9. Top this second dough layer with the rest of the nut mixture, spread very evenly across the dough.
10. Finish with the final third of the phyllo dough, still brushing between layers with melted margarine.
11. Brush the top sheet of phyllo dough with melted margarine.
12. Using a sharp knife, cut the pre-baked pastry into diamond shapes (3-4 for horizontal lines, then 5-8 diagonal lines). You should cut all the way down if possible, but they do not need to be perfect clean cuts—don’t move the pieces around. The edge pieces will be a little funny, but don’t worry, you can taste-test these after baking, before it is time to serve.
13. Bake the pastry for 35-45 minutes. The pastry should be golden brown and a skewer in the middle should come out totally clean.

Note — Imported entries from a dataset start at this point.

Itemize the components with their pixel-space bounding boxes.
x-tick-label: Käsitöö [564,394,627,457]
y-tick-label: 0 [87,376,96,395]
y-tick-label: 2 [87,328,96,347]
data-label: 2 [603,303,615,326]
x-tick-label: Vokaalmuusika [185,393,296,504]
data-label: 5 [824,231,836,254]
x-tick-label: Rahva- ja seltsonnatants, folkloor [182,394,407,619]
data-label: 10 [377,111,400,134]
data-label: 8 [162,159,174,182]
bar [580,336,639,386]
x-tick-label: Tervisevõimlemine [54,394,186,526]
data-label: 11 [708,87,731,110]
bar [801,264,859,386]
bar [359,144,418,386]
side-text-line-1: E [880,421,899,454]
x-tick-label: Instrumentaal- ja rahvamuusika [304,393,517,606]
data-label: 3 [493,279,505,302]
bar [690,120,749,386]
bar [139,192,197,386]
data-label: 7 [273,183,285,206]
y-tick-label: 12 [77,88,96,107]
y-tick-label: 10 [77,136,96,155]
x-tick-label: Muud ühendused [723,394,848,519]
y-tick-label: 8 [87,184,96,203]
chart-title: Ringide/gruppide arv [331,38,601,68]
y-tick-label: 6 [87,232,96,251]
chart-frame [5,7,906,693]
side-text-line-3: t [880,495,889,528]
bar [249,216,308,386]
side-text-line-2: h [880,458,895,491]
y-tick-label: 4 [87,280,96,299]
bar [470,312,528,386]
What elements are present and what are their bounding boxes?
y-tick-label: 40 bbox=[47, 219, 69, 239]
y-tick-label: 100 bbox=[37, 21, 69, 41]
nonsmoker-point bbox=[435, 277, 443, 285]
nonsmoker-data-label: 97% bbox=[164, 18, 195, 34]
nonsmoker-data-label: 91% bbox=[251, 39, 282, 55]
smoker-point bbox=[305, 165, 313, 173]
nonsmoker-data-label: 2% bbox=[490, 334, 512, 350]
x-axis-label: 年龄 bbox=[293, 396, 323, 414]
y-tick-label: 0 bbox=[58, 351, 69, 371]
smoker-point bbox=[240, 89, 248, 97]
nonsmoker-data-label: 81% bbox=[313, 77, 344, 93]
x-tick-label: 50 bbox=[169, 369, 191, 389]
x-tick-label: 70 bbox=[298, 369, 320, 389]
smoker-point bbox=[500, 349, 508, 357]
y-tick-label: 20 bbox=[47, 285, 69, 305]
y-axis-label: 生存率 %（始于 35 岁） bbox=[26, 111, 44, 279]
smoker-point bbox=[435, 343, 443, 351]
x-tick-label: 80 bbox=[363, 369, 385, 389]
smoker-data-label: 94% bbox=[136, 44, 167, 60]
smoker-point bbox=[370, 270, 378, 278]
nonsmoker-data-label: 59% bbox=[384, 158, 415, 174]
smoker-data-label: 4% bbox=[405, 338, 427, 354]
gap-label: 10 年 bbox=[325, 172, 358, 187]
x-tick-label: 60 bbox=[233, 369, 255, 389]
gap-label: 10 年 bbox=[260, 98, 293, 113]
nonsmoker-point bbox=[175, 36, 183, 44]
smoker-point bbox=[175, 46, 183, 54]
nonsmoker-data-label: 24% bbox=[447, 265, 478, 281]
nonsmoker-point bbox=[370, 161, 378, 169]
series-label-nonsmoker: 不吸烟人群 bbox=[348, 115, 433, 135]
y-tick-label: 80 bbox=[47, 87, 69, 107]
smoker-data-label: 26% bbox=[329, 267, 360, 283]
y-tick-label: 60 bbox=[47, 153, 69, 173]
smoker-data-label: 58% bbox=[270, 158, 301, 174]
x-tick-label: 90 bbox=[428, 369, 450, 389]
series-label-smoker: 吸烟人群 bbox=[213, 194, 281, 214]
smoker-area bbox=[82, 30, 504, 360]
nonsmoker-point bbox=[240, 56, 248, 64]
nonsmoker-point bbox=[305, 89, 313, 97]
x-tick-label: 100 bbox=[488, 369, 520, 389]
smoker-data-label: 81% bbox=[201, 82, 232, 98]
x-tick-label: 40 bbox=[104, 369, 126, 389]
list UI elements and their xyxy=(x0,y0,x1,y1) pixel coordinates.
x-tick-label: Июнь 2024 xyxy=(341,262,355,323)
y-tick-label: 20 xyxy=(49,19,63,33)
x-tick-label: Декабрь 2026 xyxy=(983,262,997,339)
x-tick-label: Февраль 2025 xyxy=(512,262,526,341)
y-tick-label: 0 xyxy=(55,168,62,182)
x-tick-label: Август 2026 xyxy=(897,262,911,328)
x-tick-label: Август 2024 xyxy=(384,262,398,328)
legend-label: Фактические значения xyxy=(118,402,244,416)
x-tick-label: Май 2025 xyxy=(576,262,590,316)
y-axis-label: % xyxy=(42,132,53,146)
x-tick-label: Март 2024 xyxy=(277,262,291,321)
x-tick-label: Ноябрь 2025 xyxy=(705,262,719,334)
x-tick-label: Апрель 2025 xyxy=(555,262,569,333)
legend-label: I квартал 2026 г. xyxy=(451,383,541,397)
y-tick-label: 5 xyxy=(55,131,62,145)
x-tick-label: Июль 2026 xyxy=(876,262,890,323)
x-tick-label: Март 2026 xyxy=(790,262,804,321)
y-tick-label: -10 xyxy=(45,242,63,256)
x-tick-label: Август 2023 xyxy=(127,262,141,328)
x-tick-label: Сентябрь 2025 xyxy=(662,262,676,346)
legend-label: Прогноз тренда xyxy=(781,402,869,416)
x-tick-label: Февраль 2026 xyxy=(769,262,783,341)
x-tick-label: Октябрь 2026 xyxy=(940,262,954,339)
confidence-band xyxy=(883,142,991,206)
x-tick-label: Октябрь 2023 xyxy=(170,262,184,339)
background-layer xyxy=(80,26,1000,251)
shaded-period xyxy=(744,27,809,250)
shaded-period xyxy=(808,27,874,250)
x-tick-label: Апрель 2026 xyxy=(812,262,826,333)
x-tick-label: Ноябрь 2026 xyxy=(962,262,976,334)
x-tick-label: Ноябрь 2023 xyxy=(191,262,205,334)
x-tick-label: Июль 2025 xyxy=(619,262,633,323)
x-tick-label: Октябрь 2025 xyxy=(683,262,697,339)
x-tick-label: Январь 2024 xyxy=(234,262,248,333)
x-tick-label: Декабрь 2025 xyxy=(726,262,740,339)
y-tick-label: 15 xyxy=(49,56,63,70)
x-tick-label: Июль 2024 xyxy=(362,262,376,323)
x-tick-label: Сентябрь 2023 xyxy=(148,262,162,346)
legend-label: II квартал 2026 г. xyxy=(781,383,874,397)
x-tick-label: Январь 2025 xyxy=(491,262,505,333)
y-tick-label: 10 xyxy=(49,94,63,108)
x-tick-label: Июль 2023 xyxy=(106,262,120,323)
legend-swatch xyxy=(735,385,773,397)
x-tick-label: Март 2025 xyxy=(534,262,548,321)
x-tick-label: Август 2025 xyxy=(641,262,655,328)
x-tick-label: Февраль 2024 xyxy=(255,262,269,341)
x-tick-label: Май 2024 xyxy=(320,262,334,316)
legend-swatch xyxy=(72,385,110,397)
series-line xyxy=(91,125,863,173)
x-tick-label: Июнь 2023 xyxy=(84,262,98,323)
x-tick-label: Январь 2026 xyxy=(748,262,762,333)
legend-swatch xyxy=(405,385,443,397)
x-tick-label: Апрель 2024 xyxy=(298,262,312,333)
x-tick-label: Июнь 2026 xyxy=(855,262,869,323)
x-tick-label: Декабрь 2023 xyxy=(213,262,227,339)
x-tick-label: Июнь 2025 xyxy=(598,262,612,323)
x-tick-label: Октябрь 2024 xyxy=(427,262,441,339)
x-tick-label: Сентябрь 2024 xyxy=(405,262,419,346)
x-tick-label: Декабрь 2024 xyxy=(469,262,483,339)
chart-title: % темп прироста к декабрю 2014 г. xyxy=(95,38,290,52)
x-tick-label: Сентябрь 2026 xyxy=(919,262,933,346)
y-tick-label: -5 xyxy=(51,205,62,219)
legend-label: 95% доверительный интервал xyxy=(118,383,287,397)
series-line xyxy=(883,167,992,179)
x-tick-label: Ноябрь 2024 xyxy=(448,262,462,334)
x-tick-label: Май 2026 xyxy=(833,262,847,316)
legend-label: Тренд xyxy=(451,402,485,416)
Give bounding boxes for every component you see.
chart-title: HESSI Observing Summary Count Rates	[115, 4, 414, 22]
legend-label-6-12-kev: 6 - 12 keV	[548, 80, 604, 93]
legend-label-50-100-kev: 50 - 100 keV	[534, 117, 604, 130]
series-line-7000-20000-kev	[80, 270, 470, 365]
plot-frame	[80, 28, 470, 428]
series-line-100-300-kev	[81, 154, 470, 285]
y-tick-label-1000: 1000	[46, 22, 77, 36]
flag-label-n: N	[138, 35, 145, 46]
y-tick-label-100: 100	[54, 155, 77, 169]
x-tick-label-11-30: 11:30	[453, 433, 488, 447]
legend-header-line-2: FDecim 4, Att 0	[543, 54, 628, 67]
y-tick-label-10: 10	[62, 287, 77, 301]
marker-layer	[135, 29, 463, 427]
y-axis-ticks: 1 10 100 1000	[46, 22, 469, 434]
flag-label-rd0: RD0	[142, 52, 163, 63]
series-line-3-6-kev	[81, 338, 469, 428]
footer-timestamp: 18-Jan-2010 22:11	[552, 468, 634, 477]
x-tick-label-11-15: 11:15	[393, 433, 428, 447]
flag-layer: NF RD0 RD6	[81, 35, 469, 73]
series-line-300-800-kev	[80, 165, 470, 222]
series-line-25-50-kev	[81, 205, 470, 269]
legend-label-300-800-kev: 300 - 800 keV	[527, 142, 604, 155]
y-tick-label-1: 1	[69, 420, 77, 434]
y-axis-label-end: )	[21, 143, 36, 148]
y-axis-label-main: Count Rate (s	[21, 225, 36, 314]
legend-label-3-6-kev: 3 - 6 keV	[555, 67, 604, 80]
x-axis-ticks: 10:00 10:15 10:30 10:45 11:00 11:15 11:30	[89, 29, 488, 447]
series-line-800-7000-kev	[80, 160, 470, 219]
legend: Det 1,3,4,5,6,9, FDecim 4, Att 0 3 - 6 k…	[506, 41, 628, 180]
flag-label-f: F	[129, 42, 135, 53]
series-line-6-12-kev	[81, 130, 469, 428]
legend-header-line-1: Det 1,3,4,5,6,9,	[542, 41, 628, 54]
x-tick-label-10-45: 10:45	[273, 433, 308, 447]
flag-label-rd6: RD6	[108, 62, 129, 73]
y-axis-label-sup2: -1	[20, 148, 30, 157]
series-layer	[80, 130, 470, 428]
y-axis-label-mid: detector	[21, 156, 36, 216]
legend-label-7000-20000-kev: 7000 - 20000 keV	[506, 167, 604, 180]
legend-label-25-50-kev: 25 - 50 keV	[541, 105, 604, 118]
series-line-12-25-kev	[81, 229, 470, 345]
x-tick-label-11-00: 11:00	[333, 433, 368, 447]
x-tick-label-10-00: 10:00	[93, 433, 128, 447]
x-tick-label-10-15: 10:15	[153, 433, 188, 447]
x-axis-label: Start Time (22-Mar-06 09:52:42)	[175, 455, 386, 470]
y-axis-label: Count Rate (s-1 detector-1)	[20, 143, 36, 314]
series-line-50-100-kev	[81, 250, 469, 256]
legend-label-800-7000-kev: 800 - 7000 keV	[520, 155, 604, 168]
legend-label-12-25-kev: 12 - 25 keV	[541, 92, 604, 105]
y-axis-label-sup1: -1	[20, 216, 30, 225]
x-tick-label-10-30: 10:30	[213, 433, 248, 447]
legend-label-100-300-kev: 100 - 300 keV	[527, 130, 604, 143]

14. As soon as you remove the baklava from the oven, set it on a solid surface and pour the honey syrup all over the hot pastry. It will bubble appetizingly. It stays very hot for a long time; don’t touch.
15. Allow the baklava to sit for a couple hours before serving it. Cut through the earlier slices and serve with a garnish of the nut mixture. Become the most popular baker on your street!